100 Bullets


It was a rather warm Bangalore afternoon which saw me sneak into Goobees Book republic, a small bookstore (the city’s best little bookstore, as they like to call themselves) situated below sea level on Church Street. I entered there with the noble wish of browsing through the pages, but ended up hooked to the title. Vol 3, I believe that was so, was staring at me from the rather admirable collection of graphic novels that Goobees has; and it had me at the first square.

100 Bullets is a sequence of 100 stories by Brian Azzarello (who I had never heard of before), drawn by Ed Lisso. The basis of the story is rather trite: it tells of a conglomerate of 13 rich and powerful families (the Trust) which controls all that is relevant in North America and Europe. The Trust, in their mistrust of each other, form a group of 7 mercenaries called the Minutemen whose duty is to make sure no one family get’s too unruly. The Police of the trust, if you will. As one would imagine, things do go wrong, the minutemen are given a raw deal, and the story is mainly about revenge and retribution.

No, I wouldn’t give it marks for innovation of plot. On the other hand, how Azzarello weaves the story through 100 editions is remarkable. The first issue gives us Dizzy Cordova, a young,  African-American woman who has just been released from jail, and who is still mourning the death of her partner and son which occurred while she was incarcerated. On the bus back home, she meets Mr. Graves who gives her an attache seemingly containing irrefutable proof of the murder of her loved ones, the identity of the murderers, and a gun with 100 untraceable bullets.

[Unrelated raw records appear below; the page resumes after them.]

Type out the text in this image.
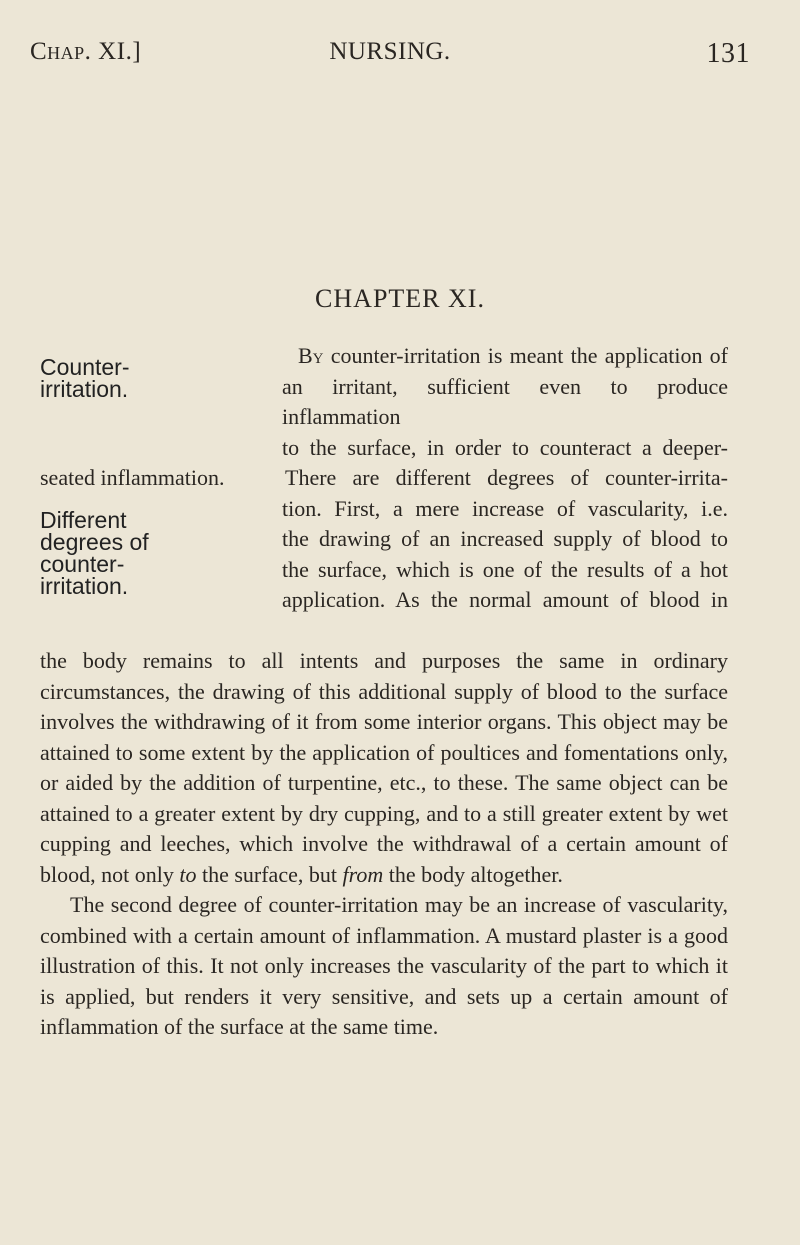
Chap. XI.]	NURSING.	131
CHAPTER XI.
Counter-
irritation.
Different
degrees of
counter-
irritation.
By counter-irritation is meant the application of
an irritant, sufficient even to produce inflammation
to the surface, in order to counteract a deeper-
seated inflammation.	There are different degrees of counter-irrita-
tion. First, a mere increase of vascularity, i.e.
the drawing of an increased supply of blood to
the surface, which is one of the results of a hot
application. As the normal amount of blood in

the body remains to all intents and purposes the same in ordinary circumstances, the drawing of this additional supply of blood to the surface involves the withdrawing of it from some interior organs. This object may be attained to some extent by the application of poultices and fomentations only, or aided by the addition of turpentine, etc., to these. The same object can be attained to a greater extent by dry cupping, and to a still greater extent by wet cupping and leeches, which involve the withdrawal of a certain amount of blood, not only to the surface, but from the body altogether.

The second degree of counter-irritation may be an increase of vascularity, combined with a certain amount of inflammation. A mustard plaster is a good illustration of this. It not only increases the vascularity of the part to which it is applied, but renders it very sensitive, and sets up a certain amount of inflammation of the surface at the same time.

That’s the tone set up in the first few pages, and the duo of Azzarello-Lisso do a pretty remarkbale job for the next 2400 odd pages. The comics were published by Vertigo, the “mature” publication section of DC, over a period of 10 years, ending in 2009. Let’s just say I am lucky not to have to waited for each edition every month; I would’ve gnawed at some wood. The settings are as varied from Chicago, Mexico, Philly, NYC and also Rome. One can also hear some of the slang used by African-Americans; watching The Wire did help me quite a bit, I am happy to say. All in all, I thoroughly enjoyed reading the series, and will like to get my hand on some more Azzarello some day.